Tiva-C Launchpads are available from TI if their site happens to work and shipping works for you. Last experience was daytime courier only. No notice and no messages or phone number delivered. But no shipping fee either.

I haven't noticed any open designs or loose chips available so far. TI has generally been considered very good with samples.

Toolchain

I use the lm4tools flasher. There's also a gdb gateway (lmicdiusb) I don't think I've tried yet.

I'm trying the Debian bare metal ARM GCC port. It seems to be just perfect. It appears to work fine with STM32.

In dwelch's Stellaris Launchpad repo there are some neat example and test projects. I tried them and kept some logs. The packaged GCC works perfectly here. You can also use an LLVM frontend, it seems.

I have tried Emdebian ARM toolchains before as well as some similar package in (x)Ubuntu at Tarlab. There may be a lot of paths and options to set, but it works despite being for Linux EABI and not "none". I've built most stellarisware demos successfully.

There are a lot of older documents pointing to summon-arm-toolchain or various other non-integrated install. If that approach seems acceptable, you might also follow them.

On other platforms you may have additional compiler choices, but these tools should be more or less available anywhere.

Another approach could be Mecrisp Forth.

See also Energia.

Firmware development

One tricky feature with vendor libraries (and any outside code) is that it may come with limitations on e.g. how you can license your own code. It is important to pay attention to this. Some licenses will prevent you from limiting the freedom of your software. Some licenses will prevent you from having freedom with your software.

Few of us are lawyers and there is no guarantee of the result in any case. If you are publishing source (which is nice), its ancestry will be particularly in the open. If you intend to hide your code, its use may still be limited. Ethically and morally, even if not practically.

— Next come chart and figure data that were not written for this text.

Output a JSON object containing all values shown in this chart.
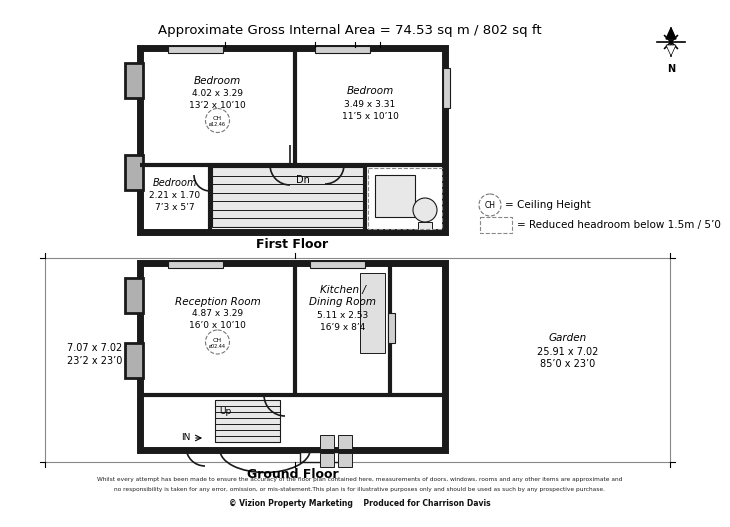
{
  "title": "Approximate Gross Internal Area = 74.53 sq m / 802 sq ft",
  "background_color": "#ffffff",
  "wall_color": "#1a1a1a",
  "first_floor_label": "First Floor",
  "ground_floor_label": "Ground Floor",
  "legend_ch": "= Ceiling Height",
  "legend_reduced": "= Reduced headroom below 1.5m / 5’0",
  "footer_line1": "Whilst every attempt has been made to ensure the accuracy of the floor plan contained here, measurements of doors, windows, rooms and any other items are approximate and",
  "footer_line2": "no responsibility is taken for any error, omission, or mis-statement.This plan is for illustrative purposes only and should be used as such by any prospective purchase.",
  "footer_bold": "© Vizion Property Marketing    Produced for Charrison Davis",
  "rooms": {
    "bedroom1": {
      "name": "Bedroom",
      "dims": "4.02 x 3.29",
      "dims2": "13’2 x 10’10",
      "ch": "CH\nø12.46"
    },
    "bedroom2": {
      "name": "Bedroom",
      "dims": "3.49 x 3.31",
      "dims2": "11’5 x 10’10"
    },
    "bedroom3": {
      "name": "Bedroom",
      "dims": "2.21 x 1.70",
      "dims2": "7’3 x 5’7"
    },
    "reception": {
      "name": "Reception Room",
      "dims": "4.87 x 3.29",
      "dims2": "16’0 x 10’10",
      "ch": "CH\nø02.44"
    },
    "kitchen": {
      "name": "Kitchen /\nDining Room",
      "dims": "5.11 x 2.53",
      "dims2": "16’9 x 8’4"
    },
    "garden": {
      "name": "Garden",
      "dims": "25.91 x 7.02",
      "dims2": "85’0 x 23’0"
    },
    "ground_total": {
      "line1": "7.07 x 7.02",
      "line2": "23’2 x 23’0"
    }
  }
}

A good vendor provides all the documentation and examples for their parts they possibly can in order to help sell the parts and establish mindshare with developers. Companies and individuals are both good targets. Students and hobbyists are just future customers in potentia.

Sadly, ARM seems to be a particularly unpleasant area when it comes to both documentation and examples.

Before using or recommending, examine Stellarisware licensing. Rumour is, that parts of the Stellarisware driver library are BSDL, which would be agreeable. Other parts will be unusable. The made up license in particular contains an exclude clause with wording "or similar", which could mean absolutely anything is a breach. (Never assume that legal or corporate decisions involve common sense!)

Finding or making a fork of only these parts would be very handy.

There is some talk about CMSIS licensing as well. Which parts of that are freely usable is something to look up. There are almost certainly traps.

Another approach at libopenstm32. GNU GPL, version 3 or later may not sit well with some people, of course.